Marc-Yvan Coulombe / BabillArt Montréal
On a ri aux larmes à la Cinquième Salle de la Place des Arts, en ce lundi soir de première médiatique du spectacle 100 contrefaçons de David Corriveau. Celui qu’on a découvert sur le plateau de Salut Bonjour! en 2021 et qui a par la suite été finaliste à l’émission La France a un incroyable talent, réussit à imiter des chanteuses et des chanteurs, grâce à son registre exceptionnel. Des mélodies de Céline Dion, Roch Voisine, Ginette Reno, Claude Dubois, Tina Turner, Édith Piaf et Brian Adams, entre autres, se glissent avec pertinence dans une série de numéros touchants, où cet habile comédien nous raconte sa vie hors des sentiers battus.

D’entrée de jeu, ce boute-en-train admet que ses imitations ne sont pas toutes parfaites. Elles sont néanmoins de vibrants hommages à des artistes qu’il admire. À défaut de champagne, il ne faut pas bouder son plaisir devant un mousseux de qualité, résume-t-il, pince-sans rire.
Né à Saint-Boniface, en Mauricie, David Corriveau confie qu’il a commencé à chanter vers l’âge de 7 ans, devant ses poules et que la musique occupait une place importante dès son enfance. «Je fais partie de la dernière génération qui a grandi sans téléphone cellulaire, sans Internet, ni réseaux sociaux», ce qui explique, selon lui, pourquoi la radio était primordiale dans sa famille.
L’artiste raconte, entre autres, avec espièglerie, les balades qu’il faisait avec ses trois sœurs à bord du pick-up que sa mère conduisait, chaussée de talons aiguilles, alors qu’elle tapait du pied au son des succès diffusés à Rock Détente. L’imitateur plonge d’ailleurs dans cette époque qui fut marquante pour lui, en reprenant avec ferveur des succès des années 1990, interprétés par Laurence Jalbert, Francine Raymond, Marjo, sans oublier Les bras de Satan de Nelson Minville.
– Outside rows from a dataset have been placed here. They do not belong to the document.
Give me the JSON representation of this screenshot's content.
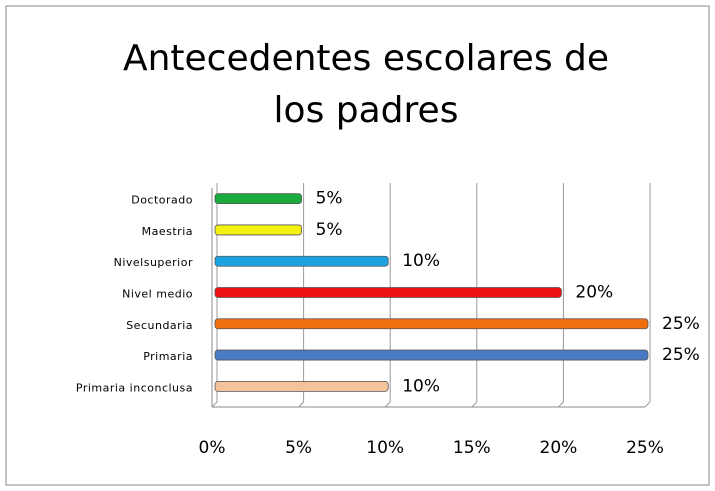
{
  "chart_data": {
    "type": "bar",
    "orientation": "horizontal",
    "title": [
      "Antecedentes escolares de",
      "los padres"
    ],
    "categories": [
      "Doctorado",
      "Maestria",
      "Nivelsuperior",
      "Nivel medio",
      "Secundaria",
      "Primaria",
      "Primaria inconclusa"
    ],
    "values": [
      5,
      5,
      10,
      20,
      25,
      25,
      10
    ],
    "value_labels": [
      "5%",
      "5%",
      "10%",
      "20%",
      "25%",
      "25%",
      "10%"
    ],
    "colors": [
      "#1aab3c",
      "#f4f10f",
      "#1aa3e0",
      "#ee1111",
      "#ef6f0f",
      "#4a7ac4",
      "#f5c39a"
    ],
    "xlim": [
      0,
      25
    ],
    "xticks": [
      {
        "value": 0,
        "label": "0%"
      },
      {
        "value": 5,
        "label": "5%"
      },
      {
        "value": 10,
        "label": "10%"
      },
      {
        "value": 15,
        "label": "15%"
      },
      {
        "value": 20,
        "label": "20%"
      },
      {
        "value": 25,
        "label": "25%"
      }
    ],
    "grid": true
  }
}
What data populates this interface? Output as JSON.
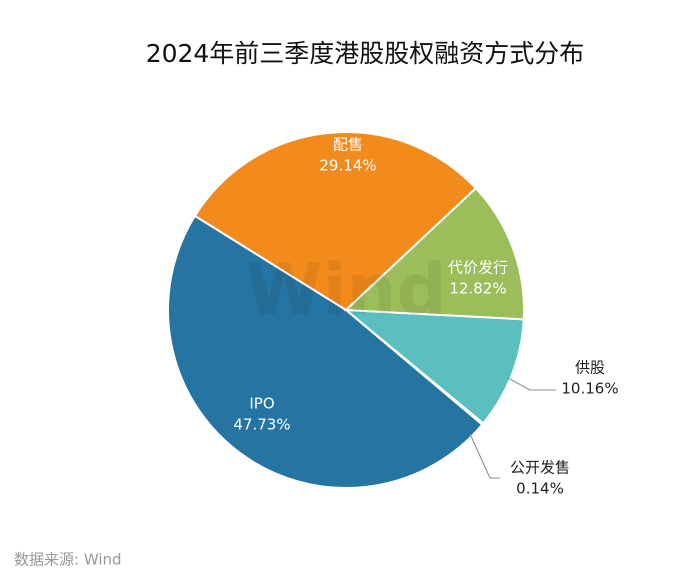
{
  "chart_data": {
    "type": "pie",
    "title": "2024年前三季度港股股权融资方式分布",
    "categories": [
      "供股",
      "公开发售",
      "IPO",
      "配售",
      "代价发行"
    ],
    "values": [
      10.16,
      0.14,
      47.73,
      29.14,
      12.82
    ],
    "value_labels": [
      "10.16%",
      "0.14%",
      "47.73%",
      "29.14%",
      "12.82%"
    ],
    "colors": [
      "#5bbfc0",
      "#4a90c8",
      "#2574a1",
      "#f28a1c",
      "#9bbd5a"
    ],
    "watermark": "Wind",
    "source": "数据来源: Wind"
  }
}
Invité par des amis à pousser la note au karaoké, David Corriveau se souvient de s’être senti parfois méprisé, durant sa jeunesse. On tolérait difficilement, explique-t-il, qu’un adolescent imite Céline Dion, en chantant des paroles écrites pour une femme, dont The Power of Love. Avec émotion, mais sans amertume, il ajoute que tout comme sa mère, il était perçu comme marginal.
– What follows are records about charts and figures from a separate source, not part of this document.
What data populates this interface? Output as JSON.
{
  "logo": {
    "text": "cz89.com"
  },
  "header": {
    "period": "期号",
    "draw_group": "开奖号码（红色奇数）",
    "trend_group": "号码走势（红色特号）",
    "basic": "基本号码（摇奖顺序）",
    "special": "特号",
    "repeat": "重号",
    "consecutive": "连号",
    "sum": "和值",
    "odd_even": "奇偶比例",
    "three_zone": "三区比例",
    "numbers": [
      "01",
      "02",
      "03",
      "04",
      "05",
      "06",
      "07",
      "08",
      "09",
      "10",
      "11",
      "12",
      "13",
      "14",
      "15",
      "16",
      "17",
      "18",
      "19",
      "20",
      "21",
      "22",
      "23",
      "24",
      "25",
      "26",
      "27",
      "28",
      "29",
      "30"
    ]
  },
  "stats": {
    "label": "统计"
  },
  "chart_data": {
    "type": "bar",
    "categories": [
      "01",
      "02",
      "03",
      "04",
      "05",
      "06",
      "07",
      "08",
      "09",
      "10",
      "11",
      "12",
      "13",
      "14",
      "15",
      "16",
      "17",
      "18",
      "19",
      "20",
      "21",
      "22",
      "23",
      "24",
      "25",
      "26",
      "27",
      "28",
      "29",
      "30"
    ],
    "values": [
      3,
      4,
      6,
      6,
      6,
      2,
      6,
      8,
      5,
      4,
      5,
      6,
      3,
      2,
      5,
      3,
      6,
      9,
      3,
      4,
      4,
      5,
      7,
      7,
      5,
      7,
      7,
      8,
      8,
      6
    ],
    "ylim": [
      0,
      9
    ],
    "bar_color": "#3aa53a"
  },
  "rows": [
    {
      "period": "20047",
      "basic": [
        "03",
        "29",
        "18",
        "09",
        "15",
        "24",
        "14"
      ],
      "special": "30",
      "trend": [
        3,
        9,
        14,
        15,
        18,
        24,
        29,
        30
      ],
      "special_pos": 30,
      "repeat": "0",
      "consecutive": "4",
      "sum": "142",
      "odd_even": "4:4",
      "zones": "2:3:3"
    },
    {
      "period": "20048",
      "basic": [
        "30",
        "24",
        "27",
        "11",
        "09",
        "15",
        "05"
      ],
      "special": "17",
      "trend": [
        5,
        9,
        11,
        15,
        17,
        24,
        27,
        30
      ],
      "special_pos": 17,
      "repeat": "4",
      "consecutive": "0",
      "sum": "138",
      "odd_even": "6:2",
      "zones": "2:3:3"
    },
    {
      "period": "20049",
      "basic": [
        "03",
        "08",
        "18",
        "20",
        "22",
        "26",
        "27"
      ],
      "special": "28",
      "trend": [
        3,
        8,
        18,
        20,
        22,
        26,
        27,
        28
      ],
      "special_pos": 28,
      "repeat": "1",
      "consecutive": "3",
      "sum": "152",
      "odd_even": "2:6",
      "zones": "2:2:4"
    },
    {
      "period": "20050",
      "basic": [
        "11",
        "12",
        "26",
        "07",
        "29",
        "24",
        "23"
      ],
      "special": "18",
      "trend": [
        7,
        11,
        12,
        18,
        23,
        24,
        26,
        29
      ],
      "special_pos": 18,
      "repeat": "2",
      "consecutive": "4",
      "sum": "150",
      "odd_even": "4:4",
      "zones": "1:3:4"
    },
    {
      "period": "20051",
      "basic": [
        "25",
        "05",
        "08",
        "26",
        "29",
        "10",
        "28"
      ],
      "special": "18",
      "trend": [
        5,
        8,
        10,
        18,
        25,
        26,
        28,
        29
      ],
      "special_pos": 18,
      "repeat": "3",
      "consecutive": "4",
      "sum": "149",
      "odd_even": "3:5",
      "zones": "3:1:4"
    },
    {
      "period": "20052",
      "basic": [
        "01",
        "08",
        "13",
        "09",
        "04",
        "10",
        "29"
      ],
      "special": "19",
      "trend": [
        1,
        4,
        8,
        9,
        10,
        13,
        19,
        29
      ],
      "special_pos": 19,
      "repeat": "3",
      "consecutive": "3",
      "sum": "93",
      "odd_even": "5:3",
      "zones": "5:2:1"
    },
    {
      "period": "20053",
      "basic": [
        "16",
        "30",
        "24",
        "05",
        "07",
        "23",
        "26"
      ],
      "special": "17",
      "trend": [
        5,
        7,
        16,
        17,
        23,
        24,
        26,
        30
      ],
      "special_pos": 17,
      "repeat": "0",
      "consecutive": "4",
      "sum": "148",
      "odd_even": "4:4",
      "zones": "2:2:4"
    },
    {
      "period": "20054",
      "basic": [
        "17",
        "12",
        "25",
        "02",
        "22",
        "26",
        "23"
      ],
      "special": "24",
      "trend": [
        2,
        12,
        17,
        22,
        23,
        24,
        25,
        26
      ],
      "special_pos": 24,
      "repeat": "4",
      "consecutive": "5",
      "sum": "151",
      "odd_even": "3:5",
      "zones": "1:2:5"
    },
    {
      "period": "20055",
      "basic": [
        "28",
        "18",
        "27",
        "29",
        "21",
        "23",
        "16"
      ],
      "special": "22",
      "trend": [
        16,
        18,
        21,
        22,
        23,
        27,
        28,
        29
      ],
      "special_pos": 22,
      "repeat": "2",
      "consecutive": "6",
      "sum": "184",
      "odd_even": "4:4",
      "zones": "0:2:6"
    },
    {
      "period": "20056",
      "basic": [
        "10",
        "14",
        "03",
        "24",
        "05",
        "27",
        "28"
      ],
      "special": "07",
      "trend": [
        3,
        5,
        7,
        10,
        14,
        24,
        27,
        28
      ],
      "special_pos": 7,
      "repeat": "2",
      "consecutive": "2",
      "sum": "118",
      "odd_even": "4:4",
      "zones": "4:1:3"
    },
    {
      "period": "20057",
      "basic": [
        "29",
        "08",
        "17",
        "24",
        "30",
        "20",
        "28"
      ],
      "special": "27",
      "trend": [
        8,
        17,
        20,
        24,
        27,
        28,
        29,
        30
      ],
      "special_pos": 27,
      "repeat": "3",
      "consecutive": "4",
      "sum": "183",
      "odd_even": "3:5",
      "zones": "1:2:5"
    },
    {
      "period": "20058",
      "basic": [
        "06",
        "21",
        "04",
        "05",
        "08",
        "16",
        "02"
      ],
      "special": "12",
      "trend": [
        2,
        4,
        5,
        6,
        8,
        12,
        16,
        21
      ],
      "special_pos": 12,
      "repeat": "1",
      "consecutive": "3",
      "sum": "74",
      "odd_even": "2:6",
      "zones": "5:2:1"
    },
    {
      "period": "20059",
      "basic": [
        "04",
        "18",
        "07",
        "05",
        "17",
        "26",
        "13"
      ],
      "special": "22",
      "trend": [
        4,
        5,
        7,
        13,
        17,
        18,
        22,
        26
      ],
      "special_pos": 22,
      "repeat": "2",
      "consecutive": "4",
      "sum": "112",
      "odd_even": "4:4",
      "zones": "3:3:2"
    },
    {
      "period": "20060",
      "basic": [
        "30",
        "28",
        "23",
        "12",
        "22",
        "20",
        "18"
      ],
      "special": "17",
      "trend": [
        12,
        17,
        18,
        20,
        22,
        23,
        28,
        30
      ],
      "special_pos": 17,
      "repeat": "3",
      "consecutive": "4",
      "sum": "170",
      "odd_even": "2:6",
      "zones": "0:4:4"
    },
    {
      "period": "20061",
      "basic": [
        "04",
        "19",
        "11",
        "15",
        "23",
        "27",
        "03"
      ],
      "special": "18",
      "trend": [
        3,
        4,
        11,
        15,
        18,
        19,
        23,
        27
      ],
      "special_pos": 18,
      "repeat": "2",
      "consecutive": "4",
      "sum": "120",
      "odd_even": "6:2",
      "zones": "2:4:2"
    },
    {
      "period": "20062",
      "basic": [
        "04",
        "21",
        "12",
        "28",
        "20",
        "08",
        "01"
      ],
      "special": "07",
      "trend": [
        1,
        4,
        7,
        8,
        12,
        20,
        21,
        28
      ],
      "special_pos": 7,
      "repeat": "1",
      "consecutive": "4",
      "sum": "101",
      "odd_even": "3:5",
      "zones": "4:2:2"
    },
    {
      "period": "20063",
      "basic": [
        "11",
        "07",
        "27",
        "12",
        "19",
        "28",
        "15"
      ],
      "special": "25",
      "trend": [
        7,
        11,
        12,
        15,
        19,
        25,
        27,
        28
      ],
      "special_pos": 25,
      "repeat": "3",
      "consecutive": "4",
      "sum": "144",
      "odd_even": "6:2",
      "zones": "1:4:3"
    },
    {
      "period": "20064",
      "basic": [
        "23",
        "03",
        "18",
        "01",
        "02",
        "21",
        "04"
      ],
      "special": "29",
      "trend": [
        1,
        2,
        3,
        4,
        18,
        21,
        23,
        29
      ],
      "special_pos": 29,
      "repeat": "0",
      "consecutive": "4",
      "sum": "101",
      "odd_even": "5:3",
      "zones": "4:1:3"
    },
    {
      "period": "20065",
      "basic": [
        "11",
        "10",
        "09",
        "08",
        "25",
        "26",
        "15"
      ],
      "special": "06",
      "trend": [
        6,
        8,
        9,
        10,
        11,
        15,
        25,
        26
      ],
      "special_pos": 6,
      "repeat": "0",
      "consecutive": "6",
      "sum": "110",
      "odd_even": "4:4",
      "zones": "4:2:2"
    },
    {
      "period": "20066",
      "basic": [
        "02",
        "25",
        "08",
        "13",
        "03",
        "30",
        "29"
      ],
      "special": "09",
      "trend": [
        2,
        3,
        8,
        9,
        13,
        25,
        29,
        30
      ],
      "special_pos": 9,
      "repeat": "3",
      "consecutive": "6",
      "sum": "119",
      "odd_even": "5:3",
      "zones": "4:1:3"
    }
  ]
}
Malgré tout, l’homme a poursuivi sa route et il a gradué au Conservatoire d’art dramatique de Québec, en 2008. Pour arrondir ses fins de mois, il s’est ensuite trouvé un travail de serveur dans un restaurant de la Place des Arts. Il a d’ailleurs des anecdotes hilarantes à raconter au sujet de ses clients.
Il a notamment rencontré Ginette Reno qui lui a dit: «C’est toé qui chante comme moé? Pourrais-tu m’en faire un petit bout ? Y’a pas grand monde dans le restaurant.»
Après avoir entendu l’imitateur, elle a tranché : «Tu chantes trop haut. Faut que tu descendes! Moi, je chante plus grave. Faut que tu regardes comment je parle, comment je bouge, mon émotion». L’homme a même été invité à assister à une répétition où il a pu observer durant plusieurs heures la légendaire interprète de Je ne suis qu’une chanson.
Le conte de fées se poursuit pour David Corriveau qui a été longuement ovationné à la Cinquième Salle, en se promettant de convier son public, éventuellement, à la salle Wilfrid-Pelletier! Chose certaine, ce comique a su développer un spectacle très personnel, où chaque imitation revêt une signification liée à son vécu d’être sensible dont l’enthousiasme est communicatif. On n’a pas fini d’entendre parler de ce nouveau venu!